From the proposal of the amendment to the expat tax, to the promulgation of it into law, and thereafter at various workshops with the National Treasury, stakeholders pleaded with the government and warned that implementing this change in legislation would lead to an accelerated cessation of tax residency.
The response from the government was that the formalisation of non-residency in those cases was to be encouraged. This view was short-sighted and has come back to haunt the government, as South Africans have, in many cases, chosen to emigrate financially and thus cease their tax residency with South Africa to avoid the expat tax.
In the 2020 Budget Review, there is a desperate attempt to change the mind of South Africans formalising their non-resident status, by increasing the exemption cap to R1.25m. This is welcome, but a little too late.
The increase will assist only a small group of South Africans working abroad, and merely dangles a carrot for the rest, to entice them to remain within the South African tax net.
The big issue that has been raised on numerous occasions with the government is fringe benefits, which, in many cases, deplete the exemption before one even considers the cash component of a salary to be taxed.
As there has been a massive increase in South Africans ceasing residency to avoid the change in legislation, the government has taken notice.
The loss of revenue as a result of South Africans ceasing residency means that the expat tax has backfired even before it has become effective.
The government has announced that it will remove some of the emigration formalities from an exchange control perspective, which will take effect from March 1, 2021.
These exchange control formalities will be replaced with an uncertain future regime, which leaves South Africans with 12 months of some semblance of certainty and to get their affairs in order before a new regime is put in place.
The government has confirmed that tax residency will still be determined per South African case law and legislation: the ordinarily resident test and physical presence test.
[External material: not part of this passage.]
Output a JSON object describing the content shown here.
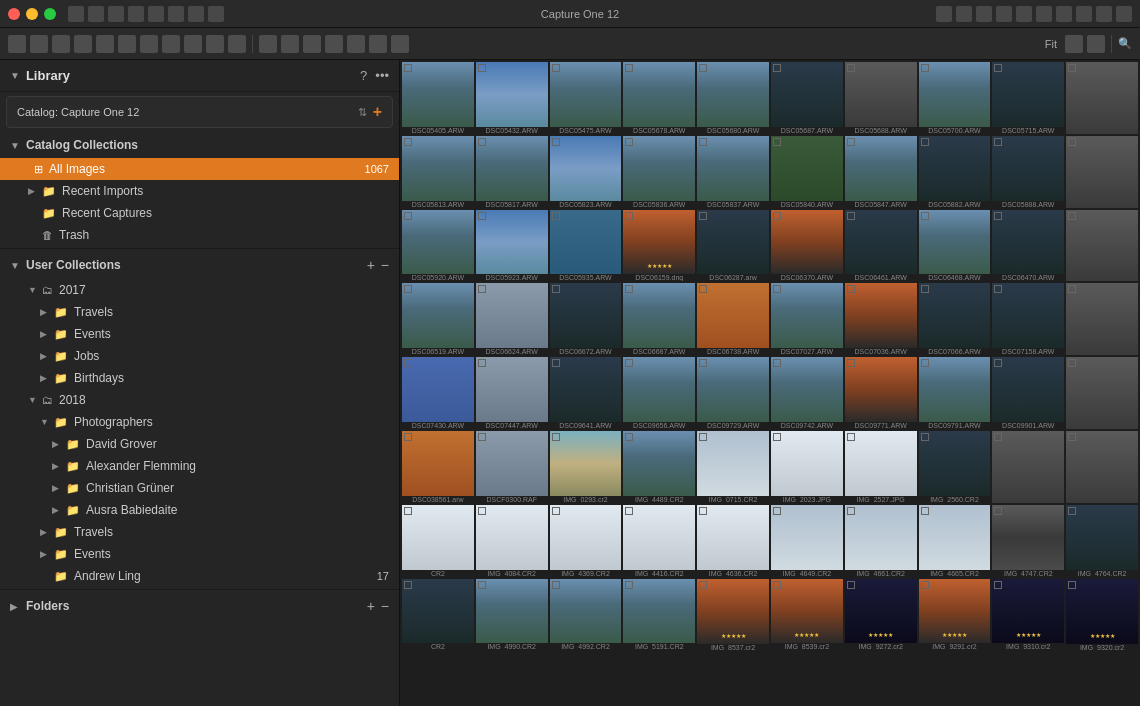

This comes as no surprise, but it does show that the government understands that it needs to hold on to its South Africans abroad to ease a flailing tax base.
In theory, the financial emigration exit process will in future change from a SA Reserve Bank exchange control perspective, but remain as is from a SA Revenue Service (Sars) tax perspective.
With the Common Reporting Standards in full swing, having a hidden offshore bank account is a “luxury” of the past, as information is being shared with revenue authorities around the world.
The government has noted that “co-operative practices will remain in place to ensure that South African tax residents who have offshore income and investments pay the appropriate level of tax”.
Taxpayers must assume any bank account on their name will eventually be knowns to Sars, so remaining compliant is key while ensuring you are not caught when Sars “asks” about all your worldwide bank accounts.
Although we welcome a small increase to the expat tax threshold, as well as fewer exchange control restrictions for the future, the fact remains that the expat tax is disadvantageous for South African tax residents, as well as for the South African tax base.
The tide of South Africans making up their mind to “divorce” South Africa fiscally, formally letting the government know their intentions to leave the fiscal net, will probably not be affected by the Budget. To the contrary, it may accelerate the trend, as taxpayers have until March 1 next year to exit under a formalised dispensation.
Jonty Leon and Jean du Toit are admitted attorneys at Tax Consulting SA.